Temps de lecture : 8 min

[Épisode 2] Au domicile de Jean-Marc Brunel, des objets disparaissent ou changent de place. L'enquête, initialement ouverte pour «disparition inquiétante», prend une tout autre ampleur après une découverte des gendarmes.

Au procès de Dominique Brunel. | Élise Costa
Au procès de Dominique Brunel. | Élise Costa

Cet article est le deuxième épisode de notre récit de l'affaire du meurtre de Jean-Marc Brunel.

Retrouvez l'intégralité de la série:

> Épisode 1 - Qui est à l'appareil?

> Épisode 2 - Le puits

> Épisode 3 - FBI et housses mortuaires

> Épisode 4 - L'œil de Caïn

Dans la nuit du 27 au 28 octobre 2015, les gendarmes de la brigade de Châteauneuf-du-Pape s'arrêtent devant le portail de la maison de Jean-Marc Brunel. Ils n'ont aucun moyen de rentrer: pas d'ordre du procureur de Carpentras, pas de mandat de recherche, pas d'autorisation de perquisition. Il est 23h15, les lumières sont éteintes. Ils observent la Golf grise garée sur la propriété. Ils repassent à 23h45, puis à 00h40. La voiture est toujours là.

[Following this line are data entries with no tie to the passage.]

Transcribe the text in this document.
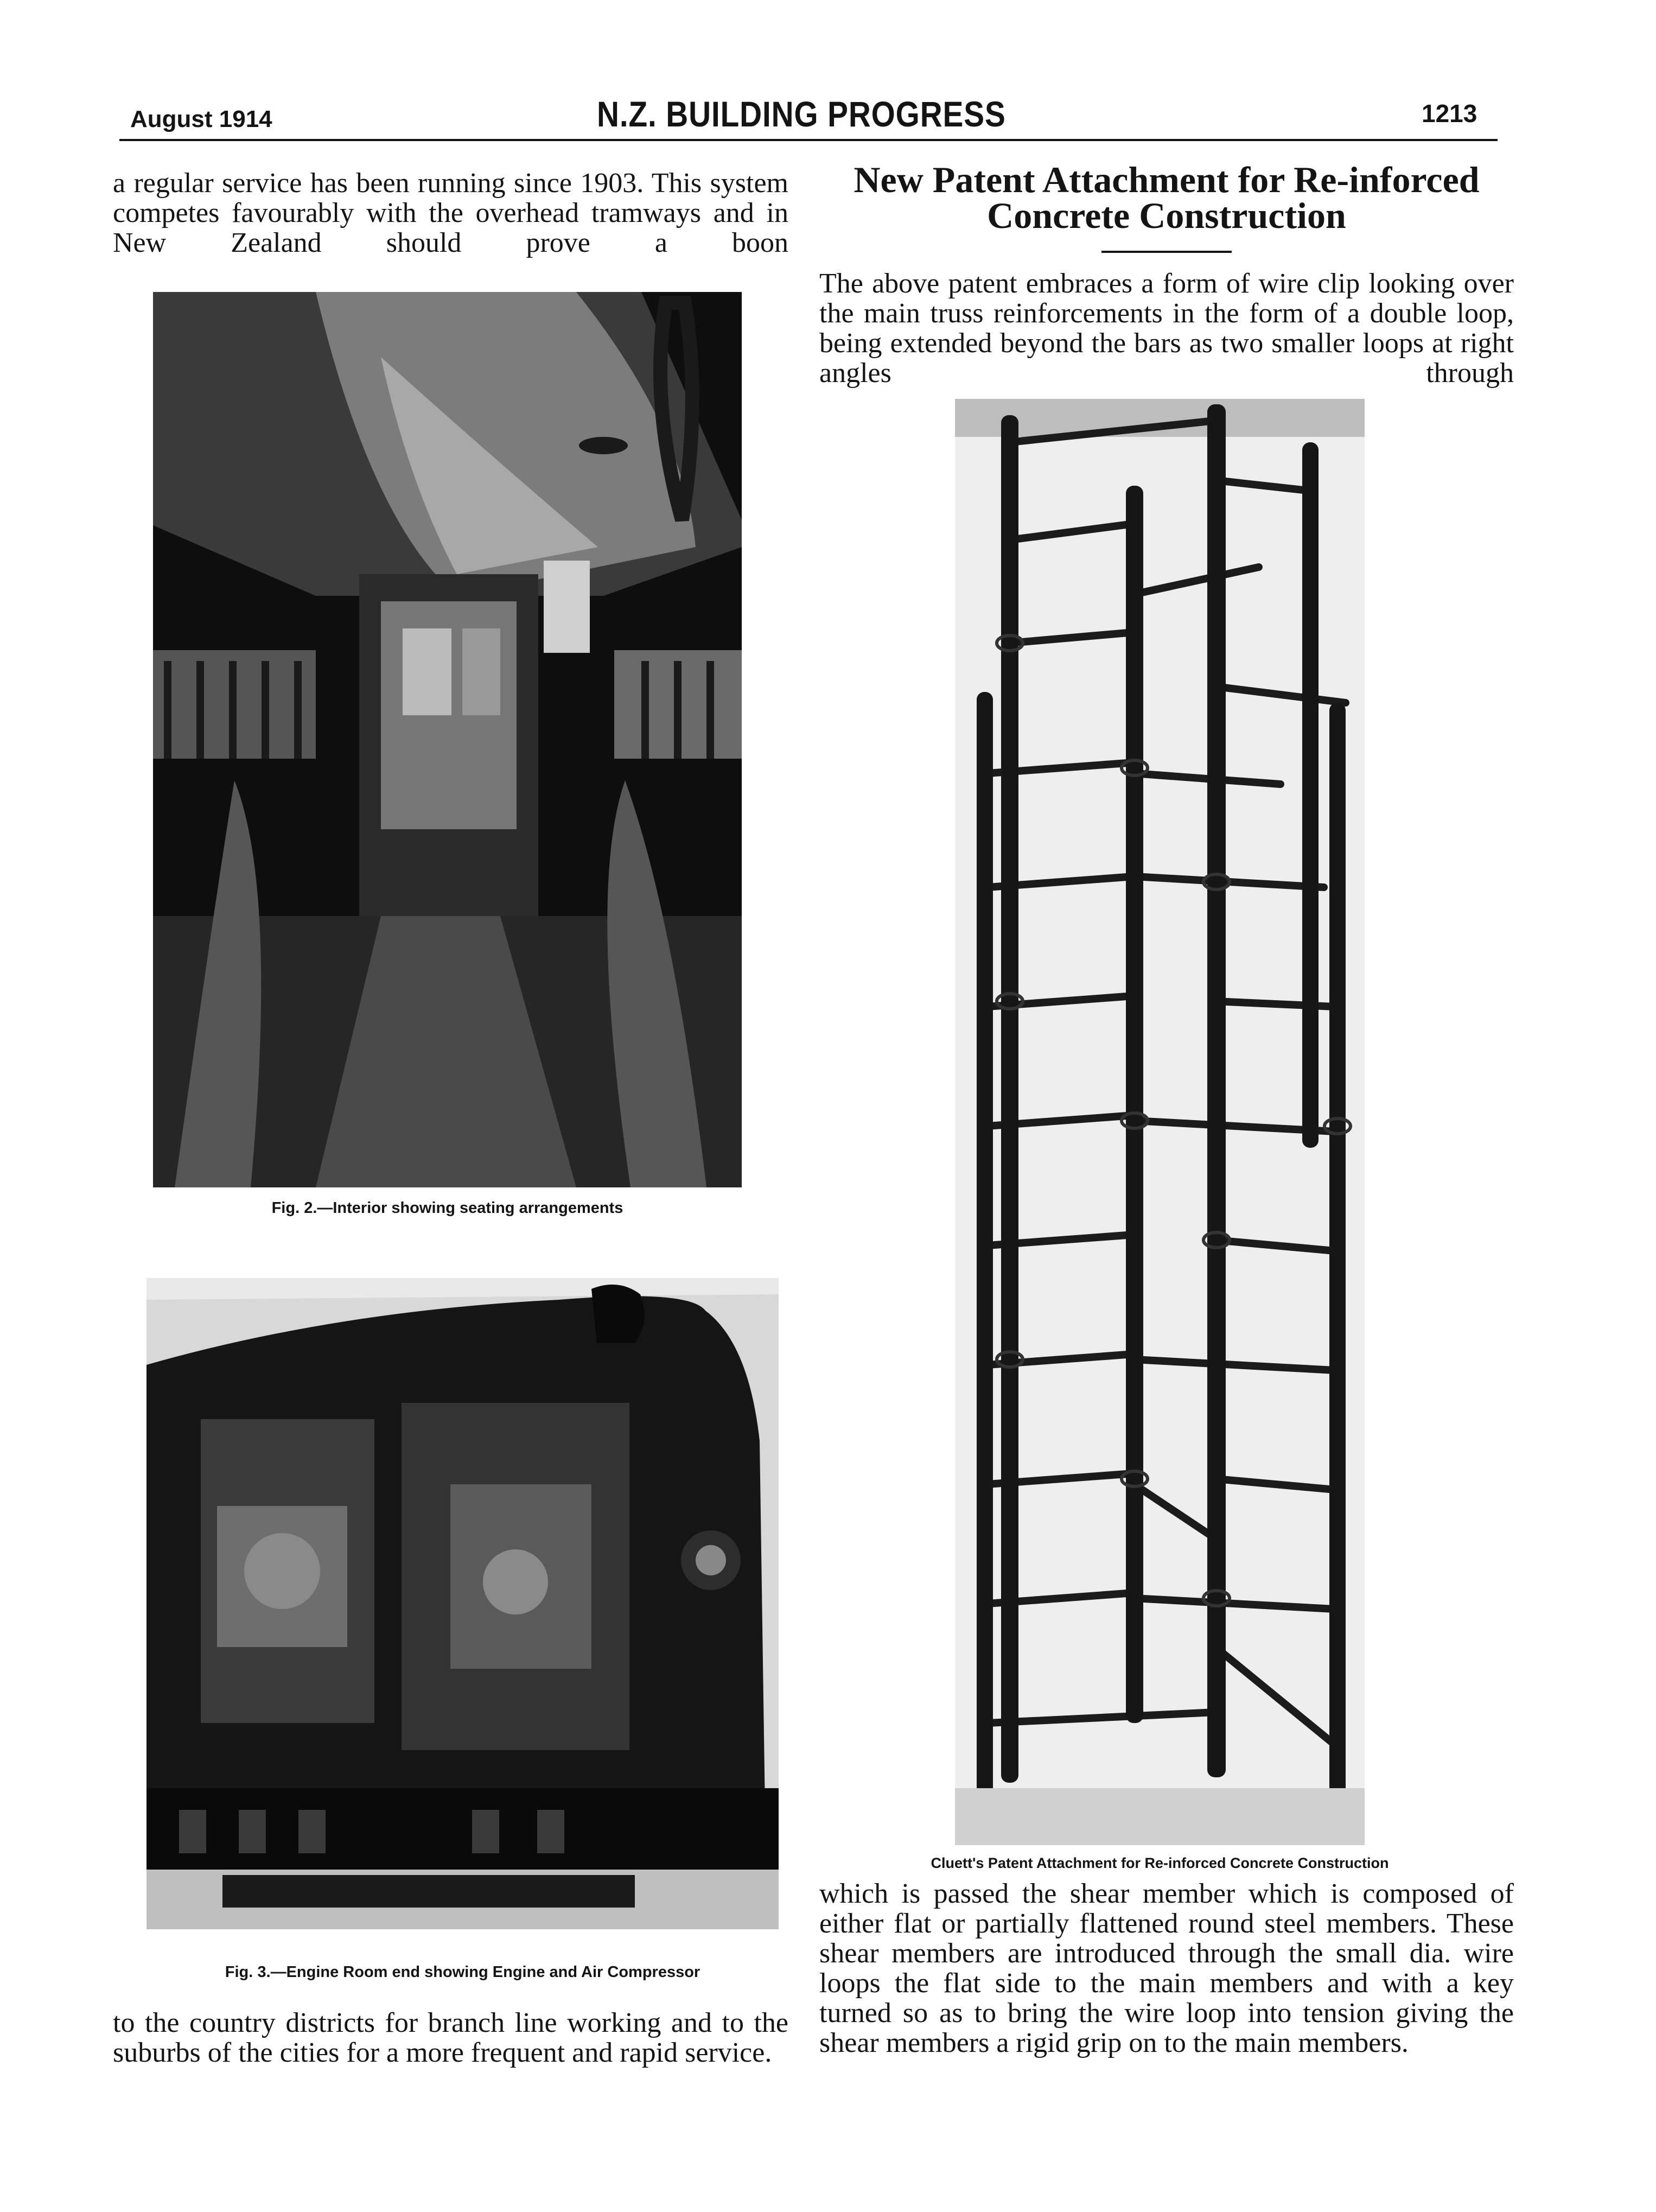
August 1914	N.Z. BUILDING PROGRESS	1213

a regular service has been running since 1903. This system competes favourably with the overhead tramways and in New Zealand should prove a boon

Fig. 2.—Interior showing seating arrangements
Fig. 3.—Engine Room end showing Engine and Air Compressor

to the country districts for branch line working and to the suburbs of the cities for a more frequent and rapid service.

New Patent Attachment for Re-inforced Concrete Construction

The above patent embraces a form of wire clip looking over the main truss reinforcements in the form of a double loop, being extended beyond the bars as two smaller loops at right angles through

Cluett's Patent Attachment for Re-inforced Concrete Construction

which is passed the shear member which is composed of either flat or partially flattened round steel members. These shear members are introduced through the small dia. wire loops the flat side to the main members and with a key turned so as to bring the wire loop into tension giving the shear members a rigid grip on to the main members.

À 2h18, la Golf grise de Jean-Marc Brunel est flashée sur l'autoroute A9, en direction de Béziers. Les photos ne permettent pas d'identifier le conducteur du véhicule. Mais à bord se trouve le badge télépéage de la société de Jean-Marc Brunel. Ce tracker permettra aux enquêteurs de savoir que la Golf a quitté l'autoroute à 3h40, à la sortie du Perthus, qui mène directement en Espagne.

Ni chat, ni chèque

Quatre ans plus tard, en mai 2019, une personne se présente à la barre de la cour d'assises du Vaucluse, à Avignon, cheveux gonflés par le mistral et voix portée par l'accent du Midi. Fadila, la femme de ménage, se souvient que «monsieur Brunel Jean-Marc» l'a appelée le 6 octobre 2015 pour lui dire de ne pas s'inquiéter, que son frère occupait la chambre d'amis pour quelques jours et qu'elle n'avait pas besoin de la toucher. «Je l'ai vu, je ne me suis pas inquiétée», se rappelle-t-elle. Jusqu'à la disparition du chat de monsieur Brunel.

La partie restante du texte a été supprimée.